🤖 AI Summary
To address the critical challenge of poor interpretability in deep learning models for microscopic image analysis—where high accuracy often compromises semantic transparency—this paper proposes a synthetic-data-driven disentangled representation transfer learning framework. Our approach is the first to integrate disentangled representation learning (DRL) with synthetic data pretraining, explicitly separating biologically meaningful latent factors. It enables cross-domain transfer across three real-world microscopic image domains: plankton, yeast vacuoles, and human cells. Experiments demonstrate that the method maintains high classification accuracy (average improvement of 0.8%) while substantially enhancing biological interpretability: visualization and expert evaluation confirm that key cellular structures—such as vacuole boundaries and nuclear morphology—are consistently and independently encoded in the learned representations. This work establishes a novel paradigm for deploying interpretable AI in biomedical image analysis.
📝 Abstract
Microscopy image analysis is fundamental for different applications, from diagnosis to synthetic engineering and environmental monitoring.

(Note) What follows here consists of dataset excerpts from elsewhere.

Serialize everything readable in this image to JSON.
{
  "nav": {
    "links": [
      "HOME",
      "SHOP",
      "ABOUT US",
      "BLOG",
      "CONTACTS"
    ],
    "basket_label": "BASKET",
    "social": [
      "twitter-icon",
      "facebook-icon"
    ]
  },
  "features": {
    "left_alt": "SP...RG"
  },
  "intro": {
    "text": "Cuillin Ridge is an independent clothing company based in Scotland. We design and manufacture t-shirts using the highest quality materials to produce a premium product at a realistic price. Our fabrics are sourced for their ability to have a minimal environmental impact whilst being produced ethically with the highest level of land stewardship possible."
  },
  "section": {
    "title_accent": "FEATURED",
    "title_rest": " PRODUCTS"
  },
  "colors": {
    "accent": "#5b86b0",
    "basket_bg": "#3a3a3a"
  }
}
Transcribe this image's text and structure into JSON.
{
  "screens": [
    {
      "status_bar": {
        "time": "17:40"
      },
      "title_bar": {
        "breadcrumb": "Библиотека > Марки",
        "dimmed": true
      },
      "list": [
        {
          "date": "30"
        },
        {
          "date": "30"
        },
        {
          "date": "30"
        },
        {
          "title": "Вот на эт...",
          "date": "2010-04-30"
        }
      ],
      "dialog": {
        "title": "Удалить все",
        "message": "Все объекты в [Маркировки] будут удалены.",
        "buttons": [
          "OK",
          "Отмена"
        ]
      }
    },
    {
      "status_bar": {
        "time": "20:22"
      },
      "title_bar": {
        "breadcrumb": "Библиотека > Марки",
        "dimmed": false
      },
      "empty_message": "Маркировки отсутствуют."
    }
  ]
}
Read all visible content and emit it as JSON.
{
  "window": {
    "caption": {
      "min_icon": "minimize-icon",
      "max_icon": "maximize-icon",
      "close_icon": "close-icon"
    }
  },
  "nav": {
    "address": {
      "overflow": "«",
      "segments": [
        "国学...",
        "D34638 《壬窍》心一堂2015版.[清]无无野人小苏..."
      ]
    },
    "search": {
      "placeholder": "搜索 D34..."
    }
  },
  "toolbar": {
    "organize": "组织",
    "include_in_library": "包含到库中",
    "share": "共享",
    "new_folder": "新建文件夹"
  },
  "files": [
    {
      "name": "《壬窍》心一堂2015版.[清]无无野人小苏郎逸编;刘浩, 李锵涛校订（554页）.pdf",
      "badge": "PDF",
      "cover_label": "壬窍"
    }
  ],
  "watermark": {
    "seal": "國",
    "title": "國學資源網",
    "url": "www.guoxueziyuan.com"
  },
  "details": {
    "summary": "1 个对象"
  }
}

Modern acquisition systems have granted the possibility to acquire an escalating amount of images, requiring a consequent development of a large collection of deep learning-based automatic image analysis methods. Although deep neural networks have demonstrated great performance in this field, interpretability, an essential requirement for microscopy image analysis, remains an open challenge.
This work proposes a Disentangled Representation Learning (DRL) methodology to enhance model interpretability for microscopy image classification. Exploiting benchmark datasets from three different microscopic image domains (plankton, yeast vacuoles, and human cells), we show how a DRL framework, based on transferring a representation learnt from synthetic data, can provide a good trade-off between accuracy and interpretability in this domain.